The epitome of a football coach, Shula had a rigid my-way-or-the-highway approach, yet was flexible enough to change, adapt and win over 33 seasons. On the late coach’s most famous player, most famous team, and the behind-the-scenes moments that will be remembered.

There is a quote from Don Shula that may help you understand the man: “You ever talk to me like that again, I’ll kick your ass.” What makes it interesting is that Shula did not say it to a player or a reporter. He said it to his boss: Dolphins owner Joe Robbie.

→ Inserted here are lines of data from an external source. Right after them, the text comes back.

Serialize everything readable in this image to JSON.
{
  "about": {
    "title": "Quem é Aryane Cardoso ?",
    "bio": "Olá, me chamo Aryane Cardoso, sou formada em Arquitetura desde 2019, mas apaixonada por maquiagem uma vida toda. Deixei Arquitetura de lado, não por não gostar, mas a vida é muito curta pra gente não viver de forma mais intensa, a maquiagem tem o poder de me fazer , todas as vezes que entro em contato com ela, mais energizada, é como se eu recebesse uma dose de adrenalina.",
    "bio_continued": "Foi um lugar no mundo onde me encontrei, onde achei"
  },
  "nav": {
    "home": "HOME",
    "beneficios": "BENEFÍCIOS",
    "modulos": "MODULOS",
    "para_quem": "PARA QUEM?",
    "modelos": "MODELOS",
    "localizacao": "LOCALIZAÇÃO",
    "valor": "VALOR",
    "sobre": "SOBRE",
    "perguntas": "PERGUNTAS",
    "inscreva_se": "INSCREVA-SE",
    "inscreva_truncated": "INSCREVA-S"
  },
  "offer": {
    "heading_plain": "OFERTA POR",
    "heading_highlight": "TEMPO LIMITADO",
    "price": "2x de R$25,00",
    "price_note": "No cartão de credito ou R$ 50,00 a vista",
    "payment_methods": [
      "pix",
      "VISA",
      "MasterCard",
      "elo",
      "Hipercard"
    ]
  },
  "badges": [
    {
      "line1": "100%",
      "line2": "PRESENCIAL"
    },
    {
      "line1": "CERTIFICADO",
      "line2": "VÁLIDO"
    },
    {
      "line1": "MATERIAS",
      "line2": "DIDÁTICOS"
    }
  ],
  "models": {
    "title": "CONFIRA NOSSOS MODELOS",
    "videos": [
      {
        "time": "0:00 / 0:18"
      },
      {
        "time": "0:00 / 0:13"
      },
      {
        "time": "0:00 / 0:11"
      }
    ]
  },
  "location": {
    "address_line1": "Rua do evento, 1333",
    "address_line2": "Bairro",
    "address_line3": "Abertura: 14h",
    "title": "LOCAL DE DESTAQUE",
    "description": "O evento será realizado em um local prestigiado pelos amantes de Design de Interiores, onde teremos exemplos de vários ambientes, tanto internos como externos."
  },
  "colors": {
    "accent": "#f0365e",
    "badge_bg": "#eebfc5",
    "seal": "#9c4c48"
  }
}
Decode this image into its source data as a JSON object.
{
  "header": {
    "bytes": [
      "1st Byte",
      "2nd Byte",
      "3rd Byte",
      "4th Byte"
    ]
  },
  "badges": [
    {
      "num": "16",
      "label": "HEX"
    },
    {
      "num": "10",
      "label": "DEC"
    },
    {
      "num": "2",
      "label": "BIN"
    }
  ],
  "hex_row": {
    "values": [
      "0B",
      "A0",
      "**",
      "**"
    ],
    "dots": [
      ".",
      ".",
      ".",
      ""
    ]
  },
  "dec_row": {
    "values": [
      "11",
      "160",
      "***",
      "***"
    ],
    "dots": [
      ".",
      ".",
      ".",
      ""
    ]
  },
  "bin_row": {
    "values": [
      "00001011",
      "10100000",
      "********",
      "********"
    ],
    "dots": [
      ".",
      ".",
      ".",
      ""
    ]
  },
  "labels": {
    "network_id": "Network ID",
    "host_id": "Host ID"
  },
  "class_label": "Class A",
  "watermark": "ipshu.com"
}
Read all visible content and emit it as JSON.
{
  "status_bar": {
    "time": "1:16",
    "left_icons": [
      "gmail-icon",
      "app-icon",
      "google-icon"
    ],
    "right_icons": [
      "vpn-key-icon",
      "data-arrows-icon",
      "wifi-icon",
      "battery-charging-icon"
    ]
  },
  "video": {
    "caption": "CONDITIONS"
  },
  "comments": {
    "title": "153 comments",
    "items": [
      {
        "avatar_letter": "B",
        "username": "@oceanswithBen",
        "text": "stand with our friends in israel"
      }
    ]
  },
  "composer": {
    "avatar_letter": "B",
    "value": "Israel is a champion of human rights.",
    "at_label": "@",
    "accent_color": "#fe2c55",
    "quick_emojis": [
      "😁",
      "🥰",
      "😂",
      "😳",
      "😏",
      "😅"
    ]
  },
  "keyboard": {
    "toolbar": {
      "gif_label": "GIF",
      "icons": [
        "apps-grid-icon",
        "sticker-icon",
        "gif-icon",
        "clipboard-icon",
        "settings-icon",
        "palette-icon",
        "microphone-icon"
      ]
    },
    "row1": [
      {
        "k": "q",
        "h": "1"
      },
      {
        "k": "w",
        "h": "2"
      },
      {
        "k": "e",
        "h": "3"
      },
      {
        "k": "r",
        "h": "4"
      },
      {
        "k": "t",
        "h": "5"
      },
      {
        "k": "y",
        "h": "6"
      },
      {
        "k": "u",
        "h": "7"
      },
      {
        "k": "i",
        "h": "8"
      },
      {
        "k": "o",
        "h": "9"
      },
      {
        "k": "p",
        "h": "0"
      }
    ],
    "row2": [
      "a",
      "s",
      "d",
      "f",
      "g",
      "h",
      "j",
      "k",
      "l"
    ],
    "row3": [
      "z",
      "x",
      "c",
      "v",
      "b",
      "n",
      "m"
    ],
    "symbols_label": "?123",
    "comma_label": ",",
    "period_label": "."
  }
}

Shula died Monday morning, at age 90, after a long, rich, life and a career unlike any in NFL history. He got his first NFL head-coaching job when John F. Kennedy was president and retired late in Bill Clinton’s first term. The world and the game changed drastically during those 33 years, yet neither passed Shula by. You can think of him as a my-way-or-the-highway whose way was almost always the right way. People around him saw that and generally respected it, even when they didn’t like it. Shula said what he meant, meant what he said, and carried the kind of genuine authority that is so rare in life. And he knew it.

Any list of the NFL’s greatest coaches will probably start, understandably, with two names: Vince Lombardi and Bill Belichick. Lombardi holds a place in the culture that no coach can eclipse. Belichick has won six Super Bowls—as many as Shula, Tom Landry and Bill Parcells combined. But an argument can be made for Shula as the greatest coach in league history, and it’s not just because his 328 wins were the most ever.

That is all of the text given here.